Cara Melepaskan Emosi yang Terpendam Secara Lebih Sehat

Oleh : Fety Khosianah*)

“Bebaskan dan buatlah ruang baru untuk apa yang baru dan apa yang akan datang. Bebaskan dan nikmati kesenangan untuk tidak mengetahui apa yang akan terjadi. Bebaskan dan terbukalah bagi segala kemungkinan. Bebaskan jika tiba saatnya untuk menghasilkan. Bebaskan, dan dengan melakukannya, raihlah kebebasan. Bebaskan dan menyerahlah pada kedamaian jiwa yang lebih luas.”  (Marie Arapakis, Sufi Power Solutions)
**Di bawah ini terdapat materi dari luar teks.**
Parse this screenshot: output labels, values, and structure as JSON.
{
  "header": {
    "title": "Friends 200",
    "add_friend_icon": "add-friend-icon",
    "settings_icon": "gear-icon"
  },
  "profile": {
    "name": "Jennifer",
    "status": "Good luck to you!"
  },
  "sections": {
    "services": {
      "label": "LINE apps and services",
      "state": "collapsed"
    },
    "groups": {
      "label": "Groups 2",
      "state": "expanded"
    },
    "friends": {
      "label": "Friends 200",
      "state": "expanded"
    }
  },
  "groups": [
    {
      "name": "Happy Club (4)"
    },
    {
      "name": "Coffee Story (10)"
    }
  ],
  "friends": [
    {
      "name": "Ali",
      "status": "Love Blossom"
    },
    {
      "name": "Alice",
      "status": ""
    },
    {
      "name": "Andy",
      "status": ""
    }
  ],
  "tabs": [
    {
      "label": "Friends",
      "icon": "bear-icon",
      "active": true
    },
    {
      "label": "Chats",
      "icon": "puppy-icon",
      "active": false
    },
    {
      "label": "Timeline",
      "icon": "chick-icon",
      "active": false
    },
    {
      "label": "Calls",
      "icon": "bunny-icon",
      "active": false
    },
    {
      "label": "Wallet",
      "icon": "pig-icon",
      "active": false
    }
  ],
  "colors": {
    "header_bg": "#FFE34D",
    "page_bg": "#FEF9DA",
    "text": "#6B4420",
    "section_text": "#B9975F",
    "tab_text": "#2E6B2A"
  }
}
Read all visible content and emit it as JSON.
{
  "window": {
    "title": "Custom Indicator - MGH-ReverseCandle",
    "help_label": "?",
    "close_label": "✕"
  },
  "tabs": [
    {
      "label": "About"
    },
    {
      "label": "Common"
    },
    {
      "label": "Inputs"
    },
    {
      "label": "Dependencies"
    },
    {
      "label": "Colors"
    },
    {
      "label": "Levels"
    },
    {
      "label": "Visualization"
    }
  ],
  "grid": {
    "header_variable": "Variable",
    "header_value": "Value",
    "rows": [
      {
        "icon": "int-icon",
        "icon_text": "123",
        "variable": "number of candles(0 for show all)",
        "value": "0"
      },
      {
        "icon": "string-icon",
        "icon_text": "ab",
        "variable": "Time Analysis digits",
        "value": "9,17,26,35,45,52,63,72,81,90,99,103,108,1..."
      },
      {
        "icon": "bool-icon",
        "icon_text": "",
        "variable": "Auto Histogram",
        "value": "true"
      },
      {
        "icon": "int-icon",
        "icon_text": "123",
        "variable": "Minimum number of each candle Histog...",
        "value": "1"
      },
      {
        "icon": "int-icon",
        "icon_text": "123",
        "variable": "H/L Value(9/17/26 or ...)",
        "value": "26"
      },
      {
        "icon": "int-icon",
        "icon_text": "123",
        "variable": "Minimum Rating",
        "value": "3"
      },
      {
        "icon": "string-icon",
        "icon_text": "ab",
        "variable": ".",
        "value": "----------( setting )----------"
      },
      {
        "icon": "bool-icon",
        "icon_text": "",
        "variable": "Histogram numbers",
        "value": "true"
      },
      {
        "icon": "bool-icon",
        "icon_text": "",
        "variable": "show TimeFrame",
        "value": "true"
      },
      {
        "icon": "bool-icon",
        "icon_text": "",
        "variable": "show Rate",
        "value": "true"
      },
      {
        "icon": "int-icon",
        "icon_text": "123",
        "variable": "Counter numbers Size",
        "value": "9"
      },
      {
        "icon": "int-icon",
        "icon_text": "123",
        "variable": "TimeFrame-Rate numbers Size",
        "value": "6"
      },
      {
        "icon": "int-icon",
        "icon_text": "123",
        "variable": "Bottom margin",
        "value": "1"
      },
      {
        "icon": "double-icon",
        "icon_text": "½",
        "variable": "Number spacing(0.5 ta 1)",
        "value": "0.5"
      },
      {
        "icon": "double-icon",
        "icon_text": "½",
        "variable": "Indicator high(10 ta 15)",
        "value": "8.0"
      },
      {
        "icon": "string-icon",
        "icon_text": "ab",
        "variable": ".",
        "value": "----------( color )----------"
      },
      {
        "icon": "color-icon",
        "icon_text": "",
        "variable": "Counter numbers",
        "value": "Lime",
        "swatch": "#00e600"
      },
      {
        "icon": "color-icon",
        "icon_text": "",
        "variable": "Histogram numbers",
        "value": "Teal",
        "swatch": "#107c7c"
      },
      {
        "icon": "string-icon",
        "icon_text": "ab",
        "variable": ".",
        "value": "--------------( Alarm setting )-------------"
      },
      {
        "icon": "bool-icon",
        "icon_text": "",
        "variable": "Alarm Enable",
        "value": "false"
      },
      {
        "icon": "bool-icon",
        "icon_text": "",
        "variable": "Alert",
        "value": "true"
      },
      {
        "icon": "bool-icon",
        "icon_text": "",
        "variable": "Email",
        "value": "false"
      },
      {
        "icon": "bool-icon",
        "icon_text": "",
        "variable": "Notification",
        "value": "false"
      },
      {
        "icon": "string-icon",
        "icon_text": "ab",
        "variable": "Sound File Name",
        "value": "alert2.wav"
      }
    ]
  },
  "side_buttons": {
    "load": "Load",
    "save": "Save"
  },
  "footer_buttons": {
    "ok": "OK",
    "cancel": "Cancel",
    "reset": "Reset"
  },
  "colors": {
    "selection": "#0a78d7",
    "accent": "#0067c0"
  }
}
Emosi yang seringkali dipendam oleh seseorangs, bisa menyebabkan menurunnya sistem imunitas tubuh yang menyebabkan sel-sel tumor dan kanker mudah berkembang dengan cepat.

Dalam studi psikoneuroimunologi, bahwa ada keterkaitan erat pada hubungan antara psikologi, neurologi, dan imunologi. Stres psikologis menyebabkan pelepasan noradrenalin dan kortisol. Keduanya mengganggu keseimbangan sel-sel imun, menyebabkan produksi sitokin dan kemokin secara berlebihan, dan menghambat respons normal terhadap kehadiran sel-sel abnormal. Akibatnya sel-sel imun pun melepaskan sitokin dan kemokin yang mempengaruhi otak dan perilaku seseorang. Itulah yang menjadi cikal bakal terjadinya kanker.

Riset memperlihatkan bahwa, respon emosi kita mempengaruhi fungsi kekebalan. Seperti yang ditulis oleh Dr. Cass Igram dalam bukunya yang berjudul Eat Right or Die Young, menyebutkan bahwa:

Sedih, gelisah, takut, khawatir, dan marah adalah emosi-emosi yang menimbulkan efek mengerikan pada fungsi tubuh. Para peneliti menemukan bahwa emosi ini menyebabkan pelepasan zat-zat kimia–neuropeptida. Senyawa-senyawa poten ini  memiliki efek menekan kekebalan tubuh yang kuat. Para ilmuwan berhasil menelusuri suatu jalur dari otak ke sel imun (dan dari sistem imun ke otak) yang membuktikan bahwa emosi negatif dapat menyebabkan sel-sel imun berhenti total…. Sekali hal ini terjadi, mikroba yang merugikan dan sel kanker dapat menyerang semua jaringan di tubuh”.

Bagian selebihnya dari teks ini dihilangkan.